Other types of taxes are also being floated. Washington State Gov. Jay Inslee proposed a new capital-gains tax last month. In New York, where a wealth tax would face arguments that it violates the state constitution, Democratic legislators have proposed a levy on billionaires’ unrealized capital gains and a pied-a-terre tax. New Jersey approved an income-tax hike on millionaires in September.
The initiatives in the U.S. are having an influence abroad, according to Summers, co-author of the U.K. proposal.
“The U.S. does help to shape global opinion when it comes to high finance,” he said. “If something is in the window of possibility in the U.S., it’s something other countries take seriously.”
Still, critics point out that previous efforts to directly tax fortunes have often ended in failure. In 1995, 15 nations in the Organization for Economic Cooperation and Development taxed wealth. By 2019, only four still had kept them: Switzerland, Belgium, Norway and Spain.
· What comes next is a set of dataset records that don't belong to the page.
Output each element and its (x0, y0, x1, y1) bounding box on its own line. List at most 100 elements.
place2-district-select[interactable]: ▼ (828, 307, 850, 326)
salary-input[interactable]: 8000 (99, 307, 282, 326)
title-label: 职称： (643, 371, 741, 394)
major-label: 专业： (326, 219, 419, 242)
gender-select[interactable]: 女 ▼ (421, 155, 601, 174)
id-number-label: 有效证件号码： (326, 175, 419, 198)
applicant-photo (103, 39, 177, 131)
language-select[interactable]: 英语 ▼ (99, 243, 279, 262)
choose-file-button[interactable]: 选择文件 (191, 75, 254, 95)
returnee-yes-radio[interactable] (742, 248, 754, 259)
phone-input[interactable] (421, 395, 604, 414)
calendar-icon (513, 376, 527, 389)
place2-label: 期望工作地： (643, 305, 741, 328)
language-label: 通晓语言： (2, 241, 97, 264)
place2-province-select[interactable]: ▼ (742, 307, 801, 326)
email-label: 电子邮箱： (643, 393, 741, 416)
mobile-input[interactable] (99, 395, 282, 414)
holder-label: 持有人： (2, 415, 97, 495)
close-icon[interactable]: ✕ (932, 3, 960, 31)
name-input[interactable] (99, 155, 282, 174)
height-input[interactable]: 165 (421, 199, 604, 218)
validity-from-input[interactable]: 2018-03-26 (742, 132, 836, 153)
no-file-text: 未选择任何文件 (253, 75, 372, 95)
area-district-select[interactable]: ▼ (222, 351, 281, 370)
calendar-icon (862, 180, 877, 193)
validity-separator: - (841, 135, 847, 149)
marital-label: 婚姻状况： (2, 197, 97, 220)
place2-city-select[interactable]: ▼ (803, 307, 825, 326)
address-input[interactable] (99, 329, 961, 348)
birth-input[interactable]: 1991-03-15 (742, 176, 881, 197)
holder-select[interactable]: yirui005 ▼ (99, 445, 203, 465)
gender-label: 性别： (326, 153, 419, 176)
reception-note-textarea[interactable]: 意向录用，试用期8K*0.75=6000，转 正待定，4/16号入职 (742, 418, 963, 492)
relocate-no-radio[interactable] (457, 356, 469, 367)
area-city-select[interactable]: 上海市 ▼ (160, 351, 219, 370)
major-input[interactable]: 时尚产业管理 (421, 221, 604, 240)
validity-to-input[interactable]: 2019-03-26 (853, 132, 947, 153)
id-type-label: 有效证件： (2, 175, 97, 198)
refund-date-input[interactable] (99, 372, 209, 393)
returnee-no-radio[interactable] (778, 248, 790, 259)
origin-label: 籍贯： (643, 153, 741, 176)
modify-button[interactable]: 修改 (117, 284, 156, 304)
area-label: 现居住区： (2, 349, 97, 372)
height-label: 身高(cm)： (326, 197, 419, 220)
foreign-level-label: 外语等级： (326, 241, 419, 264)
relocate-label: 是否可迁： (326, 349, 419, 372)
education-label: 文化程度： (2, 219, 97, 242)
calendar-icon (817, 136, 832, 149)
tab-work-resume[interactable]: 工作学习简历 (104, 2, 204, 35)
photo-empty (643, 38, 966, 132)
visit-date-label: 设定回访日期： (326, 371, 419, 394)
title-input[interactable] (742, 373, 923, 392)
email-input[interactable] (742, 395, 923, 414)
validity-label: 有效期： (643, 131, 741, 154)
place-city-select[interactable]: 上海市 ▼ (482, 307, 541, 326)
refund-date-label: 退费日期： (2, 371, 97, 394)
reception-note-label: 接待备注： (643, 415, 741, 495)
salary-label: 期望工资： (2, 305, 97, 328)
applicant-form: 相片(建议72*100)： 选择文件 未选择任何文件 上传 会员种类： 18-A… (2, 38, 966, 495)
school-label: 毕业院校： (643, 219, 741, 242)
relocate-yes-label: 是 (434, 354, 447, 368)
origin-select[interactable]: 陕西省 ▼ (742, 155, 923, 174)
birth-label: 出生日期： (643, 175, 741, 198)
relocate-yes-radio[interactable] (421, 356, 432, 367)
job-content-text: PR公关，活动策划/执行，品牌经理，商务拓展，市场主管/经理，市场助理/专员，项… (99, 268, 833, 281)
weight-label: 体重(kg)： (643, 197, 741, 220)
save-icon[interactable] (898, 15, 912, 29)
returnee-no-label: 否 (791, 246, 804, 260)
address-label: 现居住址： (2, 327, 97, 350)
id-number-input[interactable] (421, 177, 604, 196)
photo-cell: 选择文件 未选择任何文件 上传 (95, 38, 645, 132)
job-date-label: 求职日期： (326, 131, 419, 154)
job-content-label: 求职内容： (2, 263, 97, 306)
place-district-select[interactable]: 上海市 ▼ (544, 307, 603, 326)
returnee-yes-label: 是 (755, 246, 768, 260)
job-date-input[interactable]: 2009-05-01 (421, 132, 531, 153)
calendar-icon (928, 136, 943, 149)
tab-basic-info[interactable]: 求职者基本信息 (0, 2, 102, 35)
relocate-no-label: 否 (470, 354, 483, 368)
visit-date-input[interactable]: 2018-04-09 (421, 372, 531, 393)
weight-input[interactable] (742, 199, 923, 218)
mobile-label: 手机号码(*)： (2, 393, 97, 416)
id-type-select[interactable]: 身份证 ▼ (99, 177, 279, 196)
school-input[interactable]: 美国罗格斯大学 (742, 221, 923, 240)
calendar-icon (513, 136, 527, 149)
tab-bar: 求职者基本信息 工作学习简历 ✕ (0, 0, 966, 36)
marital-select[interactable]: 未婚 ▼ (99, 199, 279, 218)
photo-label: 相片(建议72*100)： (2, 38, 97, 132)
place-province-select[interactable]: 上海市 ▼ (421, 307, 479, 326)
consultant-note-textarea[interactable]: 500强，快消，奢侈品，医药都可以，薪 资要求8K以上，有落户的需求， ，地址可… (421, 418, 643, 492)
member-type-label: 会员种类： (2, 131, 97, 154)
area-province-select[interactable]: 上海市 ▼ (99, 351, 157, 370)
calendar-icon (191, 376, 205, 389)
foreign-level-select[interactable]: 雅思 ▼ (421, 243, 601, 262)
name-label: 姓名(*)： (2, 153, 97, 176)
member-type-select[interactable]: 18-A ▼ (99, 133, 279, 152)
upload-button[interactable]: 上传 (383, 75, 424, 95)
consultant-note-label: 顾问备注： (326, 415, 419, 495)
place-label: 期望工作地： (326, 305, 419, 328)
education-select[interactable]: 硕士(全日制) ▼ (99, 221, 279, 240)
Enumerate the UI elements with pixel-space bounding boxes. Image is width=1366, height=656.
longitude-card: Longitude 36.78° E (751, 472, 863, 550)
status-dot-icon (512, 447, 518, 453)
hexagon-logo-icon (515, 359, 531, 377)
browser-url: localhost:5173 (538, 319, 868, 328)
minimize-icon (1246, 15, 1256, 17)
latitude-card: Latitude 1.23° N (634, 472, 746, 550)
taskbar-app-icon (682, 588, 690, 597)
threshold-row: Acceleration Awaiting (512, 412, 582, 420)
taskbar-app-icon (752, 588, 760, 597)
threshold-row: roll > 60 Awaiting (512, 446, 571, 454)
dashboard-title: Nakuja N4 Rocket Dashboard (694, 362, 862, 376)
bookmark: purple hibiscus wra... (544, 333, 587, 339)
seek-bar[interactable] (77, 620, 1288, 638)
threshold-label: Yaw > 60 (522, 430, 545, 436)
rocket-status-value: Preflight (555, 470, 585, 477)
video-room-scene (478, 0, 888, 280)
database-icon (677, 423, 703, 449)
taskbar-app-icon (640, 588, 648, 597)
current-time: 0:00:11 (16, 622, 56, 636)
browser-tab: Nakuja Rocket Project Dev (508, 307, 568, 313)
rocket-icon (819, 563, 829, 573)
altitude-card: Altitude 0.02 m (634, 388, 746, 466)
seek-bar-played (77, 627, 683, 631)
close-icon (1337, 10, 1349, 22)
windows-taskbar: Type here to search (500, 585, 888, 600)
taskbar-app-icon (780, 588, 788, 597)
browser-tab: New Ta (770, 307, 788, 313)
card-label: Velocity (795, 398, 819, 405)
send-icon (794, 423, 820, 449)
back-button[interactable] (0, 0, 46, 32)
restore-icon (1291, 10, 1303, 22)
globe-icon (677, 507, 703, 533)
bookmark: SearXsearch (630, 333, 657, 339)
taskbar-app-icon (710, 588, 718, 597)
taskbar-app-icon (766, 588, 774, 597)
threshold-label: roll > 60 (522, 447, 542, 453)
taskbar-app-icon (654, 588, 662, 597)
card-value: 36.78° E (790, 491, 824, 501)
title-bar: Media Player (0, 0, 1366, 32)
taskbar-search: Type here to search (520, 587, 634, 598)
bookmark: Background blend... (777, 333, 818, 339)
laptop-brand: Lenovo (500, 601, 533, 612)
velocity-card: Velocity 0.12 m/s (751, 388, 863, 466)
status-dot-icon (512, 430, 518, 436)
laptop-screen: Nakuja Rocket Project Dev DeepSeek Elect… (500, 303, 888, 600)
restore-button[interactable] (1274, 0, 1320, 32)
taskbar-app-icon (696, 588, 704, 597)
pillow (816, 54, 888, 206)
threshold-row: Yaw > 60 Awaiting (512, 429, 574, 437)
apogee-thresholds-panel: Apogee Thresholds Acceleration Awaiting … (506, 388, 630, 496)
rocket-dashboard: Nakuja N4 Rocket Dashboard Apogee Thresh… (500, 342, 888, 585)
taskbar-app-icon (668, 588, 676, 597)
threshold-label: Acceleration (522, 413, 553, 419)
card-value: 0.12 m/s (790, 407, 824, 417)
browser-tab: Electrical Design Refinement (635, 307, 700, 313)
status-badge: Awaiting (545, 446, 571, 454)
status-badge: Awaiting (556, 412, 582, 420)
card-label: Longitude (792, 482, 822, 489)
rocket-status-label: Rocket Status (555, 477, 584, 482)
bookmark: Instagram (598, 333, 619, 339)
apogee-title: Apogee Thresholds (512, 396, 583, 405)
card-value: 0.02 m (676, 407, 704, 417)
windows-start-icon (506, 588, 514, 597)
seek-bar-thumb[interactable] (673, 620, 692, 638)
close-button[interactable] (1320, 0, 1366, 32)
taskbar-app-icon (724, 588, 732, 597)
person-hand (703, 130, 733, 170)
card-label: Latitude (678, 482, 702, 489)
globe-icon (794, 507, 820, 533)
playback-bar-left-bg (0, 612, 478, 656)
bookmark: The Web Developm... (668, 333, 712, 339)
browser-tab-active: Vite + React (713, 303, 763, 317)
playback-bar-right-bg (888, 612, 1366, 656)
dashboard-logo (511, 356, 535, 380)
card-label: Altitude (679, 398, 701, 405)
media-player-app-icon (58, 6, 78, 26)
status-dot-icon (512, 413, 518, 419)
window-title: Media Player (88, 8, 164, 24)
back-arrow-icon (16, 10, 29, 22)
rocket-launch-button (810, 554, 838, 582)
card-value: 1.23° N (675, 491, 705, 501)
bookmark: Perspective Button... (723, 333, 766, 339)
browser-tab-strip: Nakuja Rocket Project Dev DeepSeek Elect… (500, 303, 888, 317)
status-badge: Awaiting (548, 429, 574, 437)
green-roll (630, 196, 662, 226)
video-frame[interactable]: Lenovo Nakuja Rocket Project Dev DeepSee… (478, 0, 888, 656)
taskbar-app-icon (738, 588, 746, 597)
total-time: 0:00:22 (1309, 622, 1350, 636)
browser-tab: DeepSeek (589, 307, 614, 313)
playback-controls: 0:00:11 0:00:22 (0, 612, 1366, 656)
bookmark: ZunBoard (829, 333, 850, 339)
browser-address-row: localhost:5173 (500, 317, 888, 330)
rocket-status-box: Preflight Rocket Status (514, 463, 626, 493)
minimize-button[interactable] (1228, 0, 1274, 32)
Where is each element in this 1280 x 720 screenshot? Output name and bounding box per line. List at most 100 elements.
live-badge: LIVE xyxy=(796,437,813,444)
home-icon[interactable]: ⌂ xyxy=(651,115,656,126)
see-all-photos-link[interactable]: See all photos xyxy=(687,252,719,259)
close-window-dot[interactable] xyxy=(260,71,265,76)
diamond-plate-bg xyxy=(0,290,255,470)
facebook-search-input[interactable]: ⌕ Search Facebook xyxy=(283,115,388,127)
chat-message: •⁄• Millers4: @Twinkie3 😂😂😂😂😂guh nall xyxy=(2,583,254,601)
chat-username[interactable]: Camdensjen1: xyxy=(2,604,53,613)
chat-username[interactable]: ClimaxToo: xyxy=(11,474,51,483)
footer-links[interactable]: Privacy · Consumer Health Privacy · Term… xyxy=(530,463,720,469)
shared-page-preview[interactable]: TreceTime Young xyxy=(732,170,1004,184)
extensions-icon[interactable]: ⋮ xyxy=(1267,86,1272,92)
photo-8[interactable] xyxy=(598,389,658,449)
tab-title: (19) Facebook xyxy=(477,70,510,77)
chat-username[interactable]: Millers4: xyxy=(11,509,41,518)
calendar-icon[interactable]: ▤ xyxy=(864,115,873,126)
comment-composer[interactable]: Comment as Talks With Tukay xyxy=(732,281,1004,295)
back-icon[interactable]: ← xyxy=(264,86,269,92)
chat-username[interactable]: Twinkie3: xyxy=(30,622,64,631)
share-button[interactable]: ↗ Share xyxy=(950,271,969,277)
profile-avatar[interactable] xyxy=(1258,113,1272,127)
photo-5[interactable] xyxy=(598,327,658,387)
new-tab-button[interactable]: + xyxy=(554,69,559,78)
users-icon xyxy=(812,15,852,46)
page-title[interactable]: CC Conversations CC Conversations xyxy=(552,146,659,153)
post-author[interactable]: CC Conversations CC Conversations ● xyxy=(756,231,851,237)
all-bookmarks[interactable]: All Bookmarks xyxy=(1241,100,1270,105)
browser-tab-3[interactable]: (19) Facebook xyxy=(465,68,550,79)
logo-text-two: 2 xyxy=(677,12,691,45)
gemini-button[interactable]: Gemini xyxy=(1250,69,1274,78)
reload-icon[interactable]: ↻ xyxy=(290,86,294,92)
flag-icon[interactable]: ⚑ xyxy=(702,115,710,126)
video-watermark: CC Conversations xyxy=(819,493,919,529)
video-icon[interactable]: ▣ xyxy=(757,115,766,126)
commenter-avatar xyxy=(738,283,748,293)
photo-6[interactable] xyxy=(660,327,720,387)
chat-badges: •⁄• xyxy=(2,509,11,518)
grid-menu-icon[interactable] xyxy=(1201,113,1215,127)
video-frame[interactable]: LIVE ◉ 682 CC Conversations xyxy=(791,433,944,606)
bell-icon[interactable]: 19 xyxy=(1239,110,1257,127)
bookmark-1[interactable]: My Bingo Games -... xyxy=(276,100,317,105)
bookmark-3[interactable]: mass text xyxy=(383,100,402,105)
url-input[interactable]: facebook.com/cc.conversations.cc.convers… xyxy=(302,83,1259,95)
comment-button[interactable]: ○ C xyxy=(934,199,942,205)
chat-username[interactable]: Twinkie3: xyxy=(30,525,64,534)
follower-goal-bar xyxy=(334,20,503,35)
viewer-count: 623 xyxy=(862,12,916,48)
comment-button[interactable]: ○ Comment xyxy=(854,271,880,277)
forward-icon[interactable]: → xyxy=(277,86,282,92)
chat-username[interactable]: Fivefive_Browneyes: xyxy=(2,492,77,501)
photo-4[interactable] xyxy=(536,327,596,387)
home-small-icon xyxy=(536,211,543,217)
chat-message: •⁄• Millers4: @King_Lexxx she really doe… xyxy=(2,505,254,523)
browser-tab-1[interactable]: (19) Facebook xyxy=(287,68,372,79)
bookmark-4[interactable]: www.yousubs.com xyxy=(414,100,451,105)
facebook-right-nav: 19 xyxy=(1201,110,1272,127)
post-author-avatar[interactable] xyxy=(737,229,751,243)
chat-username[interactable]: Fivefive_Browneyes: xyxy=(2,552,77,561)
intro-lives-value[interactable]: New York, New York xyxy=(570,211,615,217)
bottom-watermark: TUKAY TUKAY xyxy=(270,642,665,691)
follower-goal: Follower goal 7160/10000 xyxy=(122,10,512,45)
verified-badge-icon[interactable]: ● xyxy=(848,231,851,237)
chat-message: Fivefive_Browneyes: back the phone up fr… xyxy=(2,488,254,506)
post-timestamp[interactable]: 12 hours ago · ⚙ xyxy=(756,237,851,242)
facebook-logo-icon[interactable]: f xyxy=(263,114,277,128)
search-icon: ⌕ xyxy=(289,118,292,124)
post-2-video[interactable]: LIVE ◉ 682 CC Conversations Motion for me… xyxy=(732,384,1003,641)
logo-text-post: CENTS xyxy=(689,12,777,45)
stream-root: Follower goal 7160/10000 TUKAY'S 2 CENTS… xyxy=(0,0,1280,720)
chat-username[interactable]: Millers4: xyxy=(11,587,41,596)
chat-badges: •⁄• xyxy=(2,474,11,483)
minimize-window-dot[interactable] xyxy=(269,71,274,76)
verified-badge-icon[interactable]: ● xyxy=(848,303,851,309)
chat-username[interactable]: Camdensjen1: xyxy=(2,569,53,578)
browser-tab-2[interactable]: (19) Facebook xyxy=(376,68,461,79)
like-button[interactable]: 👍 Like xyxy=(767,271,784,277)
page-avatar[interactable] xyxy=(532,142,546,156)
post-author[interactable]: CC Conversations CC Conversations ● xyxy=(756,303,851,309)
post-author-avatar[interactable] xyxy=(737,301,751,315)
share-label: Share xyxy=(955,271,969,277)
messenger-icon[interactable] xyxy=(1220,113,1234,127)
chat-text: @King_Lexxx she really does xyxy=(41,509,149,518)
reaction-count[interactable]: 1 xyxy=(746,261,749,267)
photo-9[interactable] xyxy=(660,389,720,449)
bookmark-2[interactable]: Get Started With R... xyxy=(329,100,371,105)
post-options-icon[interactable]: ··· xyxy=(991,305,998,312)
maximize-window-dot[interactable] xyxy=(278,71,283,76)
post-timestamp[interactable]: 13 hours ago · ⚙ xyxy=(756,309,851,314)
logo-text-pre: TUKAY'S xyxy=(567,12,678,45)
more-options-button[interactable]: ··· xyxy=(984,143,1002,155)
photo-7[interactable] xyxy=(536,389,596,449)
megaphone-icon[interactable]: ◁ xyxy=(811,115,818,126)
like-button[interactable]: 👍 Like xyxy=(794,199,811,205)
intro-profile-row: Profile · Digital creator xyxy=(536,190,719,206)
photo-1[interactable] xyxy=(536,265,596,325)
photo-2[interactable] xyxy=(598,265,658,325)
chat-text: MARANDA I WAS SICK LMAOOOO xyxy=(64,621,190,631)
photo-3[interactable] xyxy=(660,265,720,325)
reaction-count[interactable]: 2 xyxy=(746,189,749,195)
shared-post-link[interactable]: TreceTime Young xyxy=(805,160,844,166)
Higher taxes on the wealthy also threaten to push away rich residents. Elon Musk and Larry Ellison recently said they had moved away from California, the U.S. state with the highest income taxes. In Argentina, where its one-time levy will target between 1% and 3% of a rich individual’s wealth, more than 500 Argentines took tax residency abroad last year.
“It’s important to think about being attractive and not put off those who create wealth for the wider population,” said Richard Jameson, partner at London-based accounting firm Saffery Champness, on the proposal for a U.K. wealth tax.
Advocates of wealth taxes cite research showing the rich are actually less likely to move than other people, often because of strong business and social ties that were an essential part of their success. And if a few billionaires do leave to escape taxes? That’s OK, said Gamage, the Indiana University law professor.
“I would be fine with a few mega-millionaires and billionaires leaving in order to collect tax revenue from the rest,” he said.